Once you find the eigenvalues, you can tell if a system is stable or unstable based on whether these values are positive, negative, or complex numbers.
Eigenvectors
Once you figure out the eigenvalues, the next step is to determine the corresponding eigenvectors. Eigenvectors provide a direction in which the system evolves. To find them, substitute an eigenvalue \( \lambda \) back into the matrix equation \((A - \lambda I)\mathbf{v} = 0\).

Then, you:
  • Replace each eigenvalue into the matrix \( A \), reducing it through matrix subtraction.
  • Solve for vector \( \mathbf{v} \) using techniques like row reduction to achieve a row-echelon form.
This process gives multiple solutions, which are scaled versions of each other, delineating the potential directions of system solutions. Finding eigenvectors for each eigenvalue allows us to build a full picture of the solutions to the system of differential equations.
Matrix Theory
Matrix theory underpins the process of solving systems of differential equations. A matrix is a powerful tool that encapsulates an entire linear system. With matrix operations, we can manipulate and solve these systems efficiently.

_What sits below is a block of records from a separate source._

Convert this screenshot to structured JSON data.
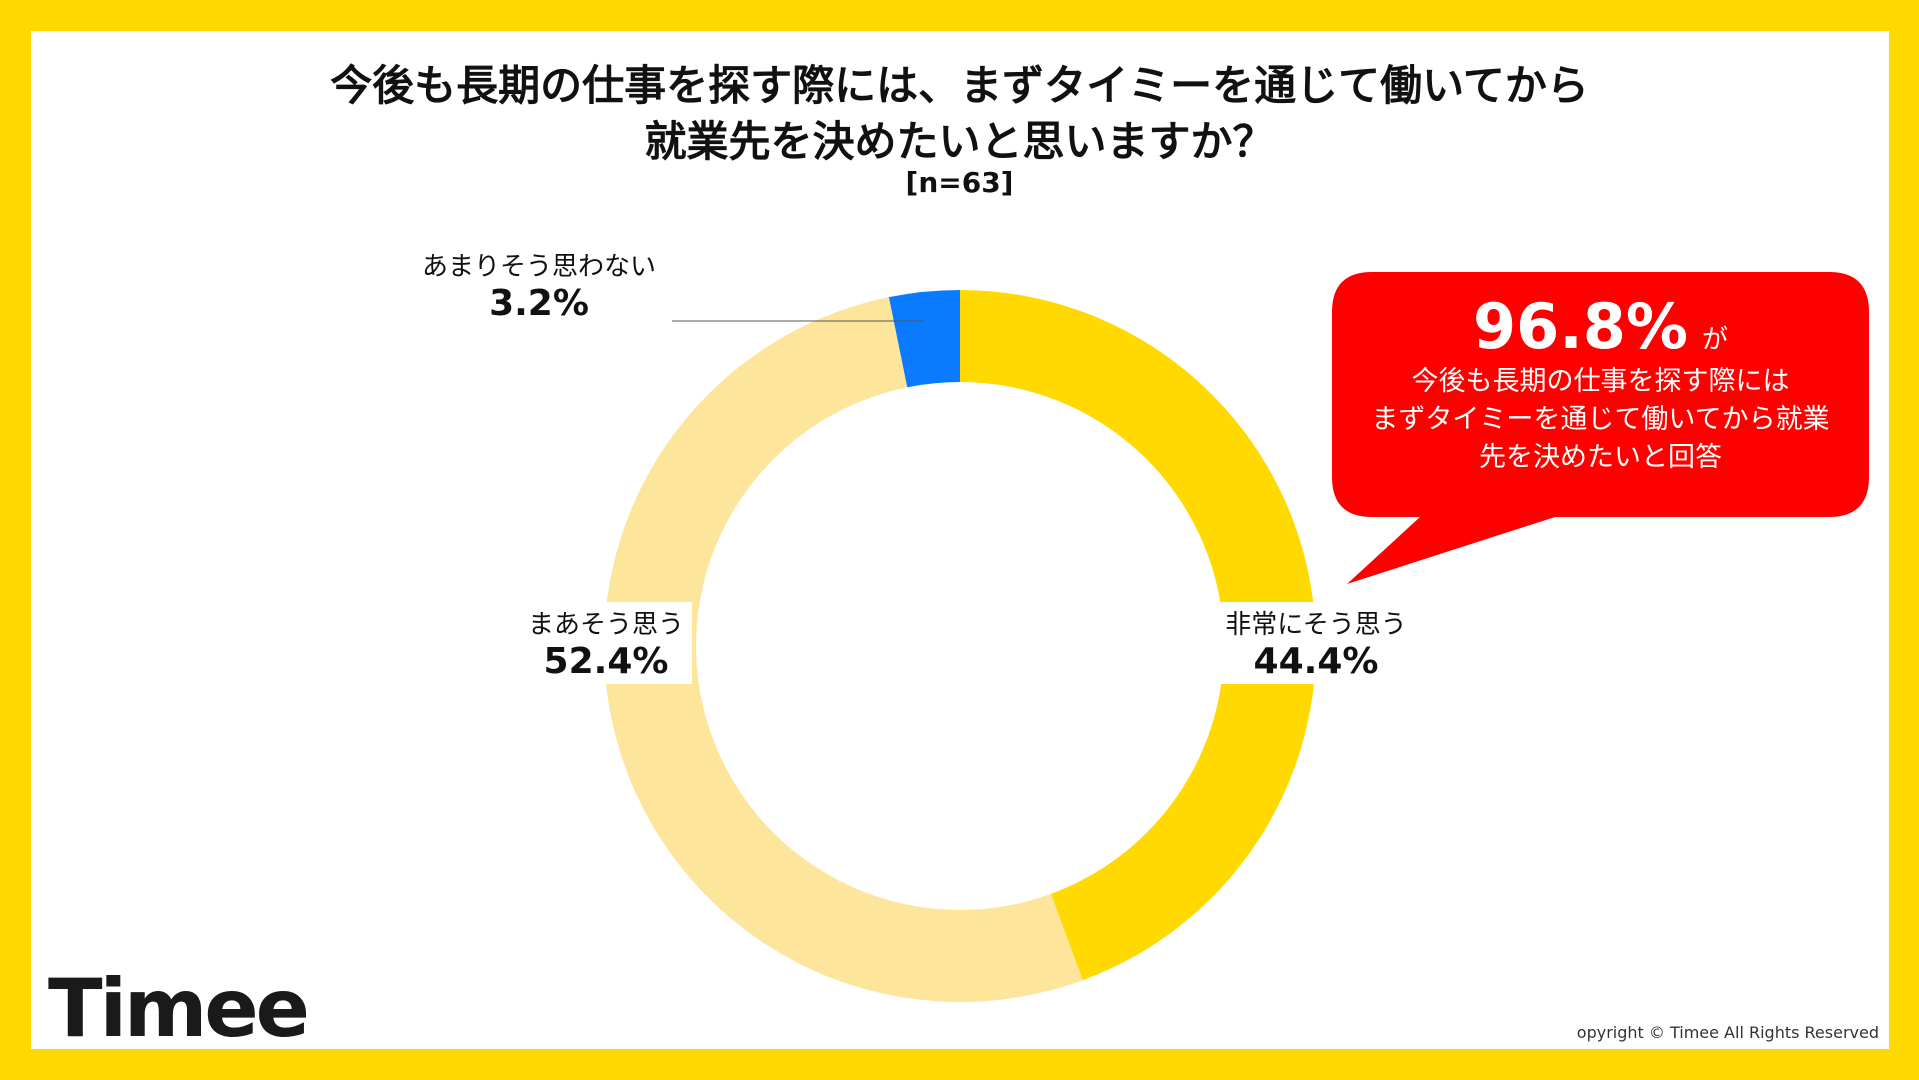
{
  "chart_data": {
    "type": "pie",
    "variant": "donut",
    "title": [
      "今後も長期の仕事を探す際には、まずタイミーを通じて働いてから",
      "就業先を決めたいと思いますか？"
    ],
    "subtitle": "[n=63]",
    "slices": [
      {
        "label": "非常にそう思う",
        "value": 44.4,
        "display": "44.4%",
        "color": "#FFD900"
      },
      {
        "label": "まあそう思う",
        "value": 52.4,
        "display": "52.4%",
        "color": "#FDE59B"
      },
      {
        "label": "あまりそう思わない",
        "value": 3.2,
        "display": "3.2%",
        "color": "#0A7BFF"
      }
    ],
    "start": "top",
    "direction": "clockwise"
  },
  "callout": {
    "value": "96.8%",
    "suffix": "が",
    "lines": [
      "今後も長期の仕事を探す際には",
      "まずタイミーを通じて働いてから就業",
      "先を決めたいと回答"
    ],
    "color": "#FF0000"
  },
  "colors": {
    "frame": "#FFD900"
  },
  "logo": "Timee",
  "copyright": "opyright © Timee All Rights Reserved"
}
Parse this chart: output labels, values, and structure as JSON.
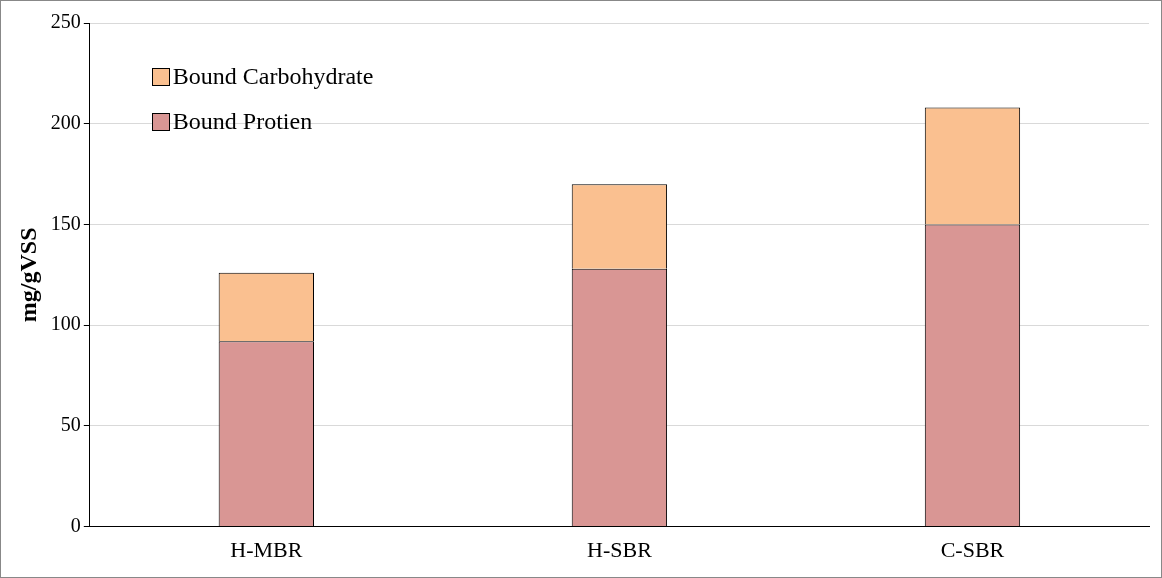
{
  "chart_data": {
    "type": "bar",
    "ylabel": "mg/gVSS",
    "categories": [
      "H-MBR",
      "H-SBR",
      "C-SBR"
    ],
    "stacked": true,
    "series": [
      {
        "name": "Bound Protien",
        "color": "#d99694",
        "values": [
          92,
          128,
          150
        ]
      },
      {
        "name": "Bound Carbohydrate",
        "color": "#fac090",
        "values": [
          34,
          42,
          58
        ]
      }
    ],
    "ylim": [
      0,
      250
    ],
    "yticks": [
      0,
      50,
      100,
      150,
      200,
      250
    ],
    "grid": "y",
    "legend": "top left"
  }
}
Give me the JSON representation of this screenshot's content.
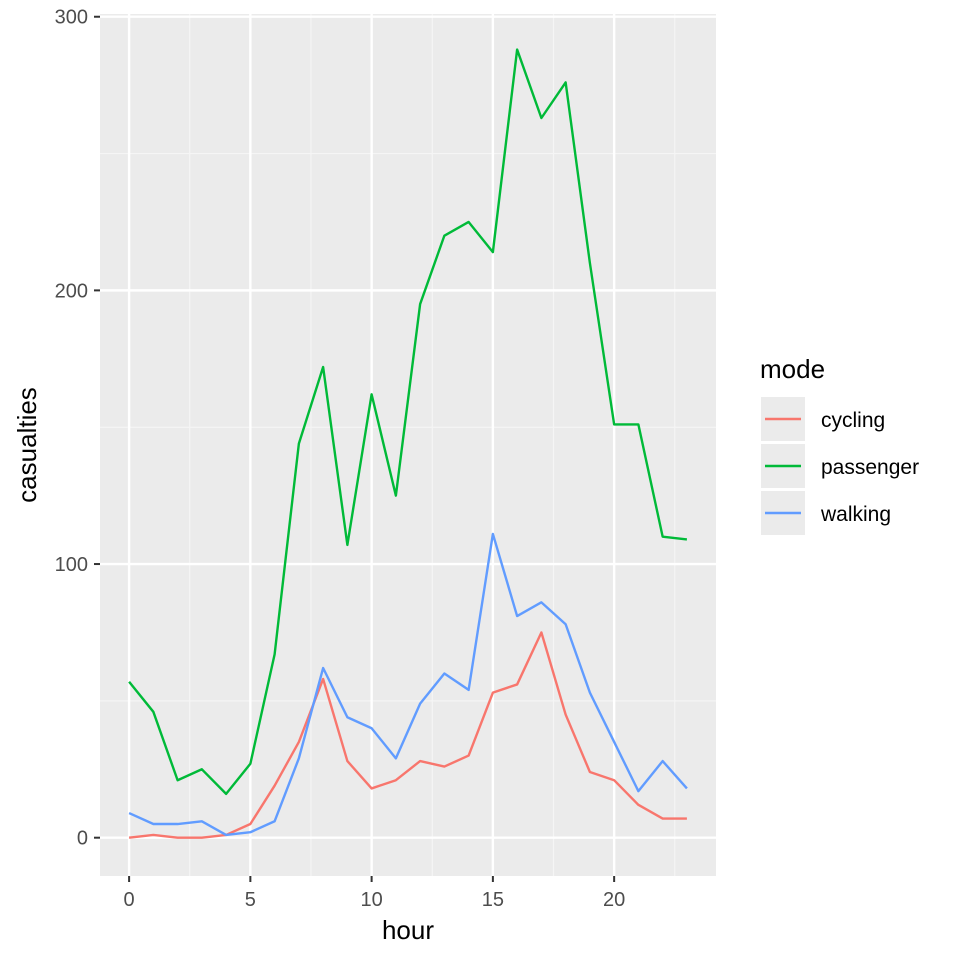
{
  "chart_data": {
    "type": "line",
    "xlabel": "hour",
    "ylabel": "casualties",
    "xlim": [
      -1.2,
      24.2
    ],
    "ylim": [
      -14,
      301
    ],
    "x_ticks": [
      0,
      5,
      10,
      15,
      20
    ],
    "y_ticks": [
      0,
      100,
      200,
      300
    ],
    "x_tick_labels": [
      "0",
      "5",
      "10",
      "15",
      "20"
    ],
    "y_tick_labels": [
      "0",
      "100",
      "200",
      "300"
    ],
    "grid": true,
    "legend": {
      "title": "mode",
      "position": "right"
    },
    "x": [
      0,
      1,
      2,
      3,
      4,
      5,
      6,
      7,
      8,
      9,
      10,
      11,
      12,
      13,
      14,
      15,
      16,
      17,
      18,
      19,
      20,
      21,
      22,
      23
    ],
    "series": [
      {
        "name": "cycling",
        "color": "#F8766D",
        "values": [
          0,
          1,
          0,
          0,
          1,
          5,
          19,
          35,
          58,
          28,
          18,
          21,
          28,
          26,
          30,
          53,
          56,
          75,
          45,
          24,
          21,
          12,
          7,
          7
        ]
      },
      {
        "name": "passenger",
        "color": "#00BA38",
        "values": [
          57,
          46,
          21,
          25,
          16,
          27,
          67,
          144,
          172,
          107,
          162,
          125,
          195,
          220,
          225,
          214,
          288,
          263,
          276,
          210,
          151,
          151,
          110,
          109
        ]
      },
      {
        "name": "walking",
        "color": "#619CFF",
        "values": [
          9,
          5,
          5,
          6,
          1,
          2,
          6,
          29,
          62,
          44,
          40,
          29,
          49,
          60,
          54,
          111,
          81,
          86,
          78,
          53,
          35,
          17,
          28,
          18
        ]
      }
    ]
  }
}
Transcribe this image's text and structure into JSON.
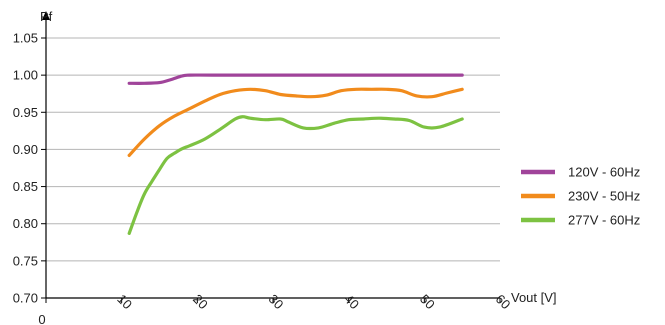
{
  "chart_data": {
    "type": "line",
    "title": "",
    "xlabel": "Vout [V]",
    "ylabel": "Pf",
    "xlim": [
      0,
      60
    ],
    "ylim": [
      0.7,
      1.05
    ],
    "x_ticks": [
      0,
      10,
      20,
      30,
      40,
      50,
      60
    ],
    "y_ticks": [
      0.7,
      0.75,
      0.8,
      0.85,
      0.9,
      0.95,
      1.0,
      1.05
    ],
    "x_tick_labels": [
      "0",
      "10",
      "20",
      "30",
      "40",
      "50",
      "60"
    ],
    "y_tick_labels": [
      "0.70",
      "0.75",
      "0.80",
      "0.85",
      "0.90",
      "0.95",
      "1.00",
      "1.05"
    ],
    "grid": "horizontal",
    "legend_position": "right",
    "series": [
      {
        "name": "120V - 60Hz",
        "color": "#a0449a",
        "x": [
          11,
          13,
          15,
          16.5,
          18,
          19,
          22,
          30,
          40,
          50,
          55
        ],
        "y": [
          0.989,
          0.989,
          0.99,
          0.994,
          0.999,
          1.0,
          1.0,
          1.0,
          1.0,
          1.0,
          1.0
        ]
      },
      {
        "name": "230V - 50Hz",
        "color": "#f18b1c",
        "x": [
          11,
          13,
          15,
          17,
          19,
          21,
          23,
          25,
          27,
          29,
          31,
          33,
          35,
          37,
          39,
          41,
          43,
          45,
          47,
          49,
          51,
          53,
          55
        ],
        "y": [
          0.892,
          0.914,
          0.932,
          0.945,
          0.955,
          0.965,
          0.974,
          0.979,
          0.981,
          0.979,
          0.974,
          0.972,
          0.971,
          0.973,
          0.979,
          0.981,
          0.981,
          0.981,
          0.979,
          0.972,
          0.971,
          0.976,
          0.981
        ]
      },
      {
        "name": "277V - 60Hz",
        "color": "#7dc242",
        "x": [
          11,
          12,
          13,
          14,
          15,
          16,
          17,
          18,
          19,
          21,
          23,
          25,
          26,
          27,
          29,
          31,
          32,
          34,
          36,
          38,
          40,
          42,
          44,
          46,
          48,
          50,
          52,
          55
        ],
        "y": [
          0.787,
          0.815,
          0.84,
          0.857,
          0.873,
          0.888,
          0.895,
          0.901,
          0.905,
          0.914,
          0.927,
          0.941,
          0.944,
          0.942,
          0.94,
          0.941,
          0.937,
          0.929,
          0.929,
          0.935,
          0.94,
          0.941,
          0.942,
          0.941,
          0.939,
          0.93,
          0.93,
          0.941
        ]
      }
    ]
  }
}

In our exercise, we use matrix theory to simplify and solve the system \( \mathbf{X}^{\prime} = A \mathbf{X} \), where \( A \) is our central matrix.

Key concepts:
  • **Matrices**: Arrays of numbers representing coefficients in systems of equations.
  • **Determinants**: A scalar value offering insights into the matrix’s properties, used to find eigenvalues.
  • **Identity Matrix**: Used during matrix subtraction when computing eigenvalues.
Understanding these concepts ensures you can apply matrix operations effectively, helping solve and interpret systems of differential equations.
System of Differential Equations
A system of differential equations consists of multiple equations that describe how variables change concerning each other over time. These systems can model a wide array of real-world scenarios, from ecological systems to electrical circuits. To solve such systems, we often transform them into a matrix form as drawn in our original exercise: \( \mathbf{X}^{\prime} = A \mathbf{X} \).

Steps to solve include:
  • **Convert into Matrix Form**: Representing coefficients and variables as a matrix.
  • **Determine Eigenvalues and Eigenvectors**: Predict system behavior and provide solution structures.
  • **Construct the General Solution**: Using the eigenvalues and eigenvectors to express general solutions as combinations of these basic solutions.
By mastering these steps, the solutions to complex systems become more approachable and understandable, opening avenues to deeper analysis and application.